Back
D'un souffle Paris Opéra Bastille 06/20/2000 - et 23, 26, 29* juin, 2, 5, 8, 11, 15 juillet 2000 Richard Wagner : Der fliegende Holländer Falk Struckmann (Le Hollandais), Deborah Voigt (Senta), Jan-Hendrik Rootering (Daland), Thomas Moser (Erik), Anne-Marie Owens (Mary), Kurt Streit (Le Pilote de Daland)
Orchestre et Choeurs de l'Opéra national de Paris, James Conlon (direction)
Willy Decker (Mise en scène)
Condamné à errer éternellement pour avoir mis son âme en jeu lors du franchissement d'un cap en pleine tempête, le Hollandais Volant a pour seul espoir de rédemption de trouver une femme fidèle. Touchée par ce mythe qu'on lui raconte depuis l'enfance, Senta, la fille de Daland, se sent prédestinée à s'unir à cet homme. Leur rencontre semblera sceller leur sort mais son soupirant Erik fera tout échouer. Senta n'aura plus alors qu'à rejoindre le Hollandais dans la mort. De cette histoire d'errance et de destin, d'angoisses et de rédemption, on a souvent tendance à privilégier le decorum (les bateaux, la mer, le port, les marins, les femmes), à laquelle se prête une musique faisant la part belle aux choeurs et aux grands airs. Prenant le contre-pied de cette tendance, le metteur en scène Willy Decker focalise l'attention sur les conflits intérieurs des personnages, leurs angoisses, leurs névroses, en situant toute l'action dans un intérieur petit-bourgeois. On passe du cinémascope, souvent de mise, à un univers à la Tchekov. L'effet est saisissant. Le drame est resserré comme jamais, les tourments de la musique ne sont pas ceux du vent ou de la mer mais bien ceux de la psyché des protagonistes. L'exécution d'une traite, sans entracte, parfait cette concentration sur le drame et sa fatalité. Après Eugène Onéguine, La Clémence de Titus et Lulu, Willy Decker signe là une quatrième réussite éclatante à l'Opéra de Paris.

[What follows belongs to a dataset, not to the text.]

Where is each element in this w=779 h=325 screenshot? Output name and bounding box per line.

D'autant que la vision s'accorde à une exécution musicale du plus haut niveau : Falk Struckmann, que l'on avait découvert en Wozzeck dans la production de Chéreau au Châtelet, campe un Hollandais formidable de présence et de crédibilité. Face à lui, la Senta de Deborah Voigt déploie une voix ample et souple. Thomas Moser et Jan-Hendrik Rootering confirment leurs grandes réputations par des moyens vocaux où la puissance se plie toujours à l'expression. A la tête d'un orchestre survolté et d'un choeur en grande forme, James Conlon emporte ces deux heures quinze non-stop d'un souffle. Juste après, on peut respirer.